Vincenzo’s arms come around me at once. “I’m sorry,” he says into my shoulder, over and over now, voice breaking fully. “I’m sorry, Nikolaj. I’m so sorry.”

I bury my face in his neck and shake apart. Not the same way as before. Not the grief on the floor at Saint Helena. This is something worse and better, rage and relief tearing through the same door at once.

I’m crying because he’s alive. I’m crying because he let me think he wasn’t. I’m crying because his name is Dragovich now, and because for one month I said goodnight to a ring like it could answer me.

Vincenzo’s hand returns to my cheek, softer now, and I let it stay.

“You’re really here,” I say, and the words are barely a sound. “You’re alive.”

“Yes.”

“You’re mine.”

His eyes close like the word is a mercy he doesn’t deserve. “Yes,” Vincenzo whispers. “I’m yours.”

I look at the sea behind him, then the villa above the beach, glowing warm in the last of the sunset.

The house that served as a mausoleum for a week.

The island that was supposed to be ours but became mine alone.

The place where I came to disappear because I thought that was the closest thing to being with him I had left.

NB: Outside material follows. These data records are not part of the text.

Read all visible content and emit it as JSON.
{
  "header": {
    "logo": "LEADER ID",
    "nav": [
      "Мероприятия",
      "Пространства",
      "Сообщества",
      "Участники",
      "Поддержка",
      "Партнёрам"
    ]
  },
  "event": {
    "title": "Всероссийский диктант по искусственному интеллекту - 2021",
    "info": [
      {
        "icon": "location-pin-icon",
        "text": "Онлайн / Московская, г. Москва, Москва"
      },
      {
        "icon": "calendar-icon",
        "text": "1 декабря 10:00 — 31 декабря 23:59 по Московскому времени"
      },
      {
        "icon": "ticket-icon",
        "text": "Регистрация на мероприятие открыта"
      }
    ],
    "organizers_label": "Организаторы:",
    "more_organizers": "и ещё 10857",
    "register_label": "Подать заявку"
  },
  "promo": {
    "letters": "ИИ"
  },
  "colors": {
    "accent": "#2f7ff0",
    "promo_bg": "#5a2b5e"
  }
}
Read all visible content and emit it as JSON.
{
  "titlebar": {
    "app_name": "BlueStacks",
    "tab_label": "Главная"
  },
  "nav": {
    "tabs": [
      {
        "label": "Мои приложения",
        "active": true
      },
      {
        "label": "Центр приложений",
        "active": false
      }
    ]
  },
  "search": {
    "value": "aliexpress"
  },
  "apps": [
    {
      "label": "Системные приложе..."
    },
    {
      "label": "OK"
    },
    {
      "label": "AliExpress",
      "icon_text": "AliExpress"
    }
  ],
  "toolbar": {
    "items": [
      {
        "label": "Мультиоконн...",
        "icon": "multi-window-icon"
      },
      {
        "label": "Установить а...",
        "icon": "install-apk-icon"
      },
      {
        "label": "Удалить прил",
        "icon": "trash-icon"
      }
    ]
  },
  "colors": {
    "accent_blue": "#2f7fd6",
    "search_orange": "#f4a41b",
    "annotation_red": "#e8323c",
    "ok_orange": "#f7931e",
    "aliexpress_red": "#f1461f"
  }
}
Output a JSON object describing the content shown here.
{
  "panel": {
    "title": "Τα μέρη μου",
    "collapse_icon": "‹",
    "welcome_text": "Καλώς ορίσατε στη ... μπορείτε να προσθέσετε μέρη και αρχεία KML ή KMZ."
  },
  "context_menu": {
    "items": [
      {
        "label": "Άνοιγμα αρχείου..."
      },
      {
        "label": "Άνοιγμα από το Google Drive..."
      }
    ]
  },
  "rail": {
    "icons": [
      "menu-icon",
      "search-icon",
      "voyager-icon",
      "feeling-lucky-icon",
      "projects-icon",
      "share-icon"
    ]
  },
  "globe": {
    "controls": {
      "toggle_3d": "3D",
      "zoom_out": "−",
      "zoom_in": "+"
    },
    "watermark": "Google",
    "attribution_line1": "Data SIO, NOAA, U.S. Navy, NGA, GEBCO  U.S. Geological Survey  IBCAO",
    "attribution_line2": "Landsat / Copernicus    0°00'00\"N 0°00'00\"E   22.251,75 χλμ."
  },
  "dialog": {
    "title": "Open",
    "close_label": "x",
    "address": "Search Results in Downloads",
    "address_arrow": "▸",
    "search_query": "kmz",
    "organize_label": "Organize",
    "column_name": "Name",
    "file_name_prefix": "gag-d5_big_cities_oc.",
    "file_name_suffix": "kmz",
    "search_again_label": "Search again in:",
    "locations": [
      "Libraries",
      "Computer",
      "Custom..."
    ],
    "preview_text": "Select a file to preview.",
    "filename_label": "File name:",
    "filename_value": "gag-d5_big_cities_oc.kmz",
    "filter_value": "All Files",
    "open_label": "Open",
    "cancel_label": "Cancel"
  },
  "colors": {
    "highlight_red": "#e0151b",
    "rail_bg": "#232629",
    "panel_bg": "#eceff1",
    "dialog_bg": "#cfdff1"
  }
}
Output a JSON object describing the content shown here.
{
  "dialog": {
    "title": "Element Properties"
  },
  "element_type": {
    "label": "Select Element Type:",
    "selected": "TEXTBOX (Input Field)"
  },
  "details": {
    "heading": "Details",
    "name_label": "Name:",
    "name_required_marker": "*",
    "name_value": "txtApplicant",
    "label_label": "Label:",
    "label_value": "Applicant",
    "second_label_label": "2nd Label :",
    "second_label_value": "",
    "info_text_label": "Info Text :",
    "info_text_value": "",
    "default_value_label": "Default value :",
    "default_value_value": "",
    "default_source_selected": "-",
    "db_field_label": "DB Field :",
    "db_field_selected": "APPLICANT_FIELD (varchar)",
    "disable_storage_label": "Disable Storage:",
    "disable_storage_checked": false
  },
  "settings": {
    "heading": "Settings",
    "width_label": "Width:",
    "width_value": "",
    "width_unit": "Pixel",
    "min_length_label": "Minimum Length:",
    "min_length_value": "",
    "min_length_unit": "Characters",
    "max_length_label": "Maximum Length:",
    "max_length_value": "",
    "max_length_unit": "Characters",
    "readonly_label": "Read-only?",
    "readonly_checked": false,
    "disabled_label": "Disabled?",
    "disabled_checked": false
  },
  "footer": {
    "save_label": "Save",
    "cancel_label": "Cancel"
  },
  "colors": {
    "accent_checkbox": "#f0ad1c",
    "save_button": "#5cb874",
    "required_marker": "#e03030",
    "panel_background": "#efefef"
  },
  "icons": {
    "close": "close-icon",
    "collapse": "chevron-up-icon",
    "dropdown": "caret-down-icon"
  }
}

I press the ring into his palm and close his fingers around it with my own. “Put it back on,” I say.

Vincenzo looks at me, tears sliding down his face. “Nikolaj.”

“Not because I forgive you,” I say, voice ruined. “Because you were never allowed to die wearing it and leave me with a ghost.”

He looks down at the ring in his hand, then back at me. “I love you,” he says.

I close my eyes because that still hurts.

“I love you too,” I say, and the words come out like a wound reopening. “And right now, I fucking hate you for making that matter this much.”

Vincenzo nods, crying openly now. “I know. I hear you, my love, and I am so sorry.”

I don’t tell him to stop saying it. I just stand there with his hand trapped between mine, the ring waiting to return to the living, and the sea moving around Isle Lucia like it always knew the dead were liars if they loved hard enough to come home.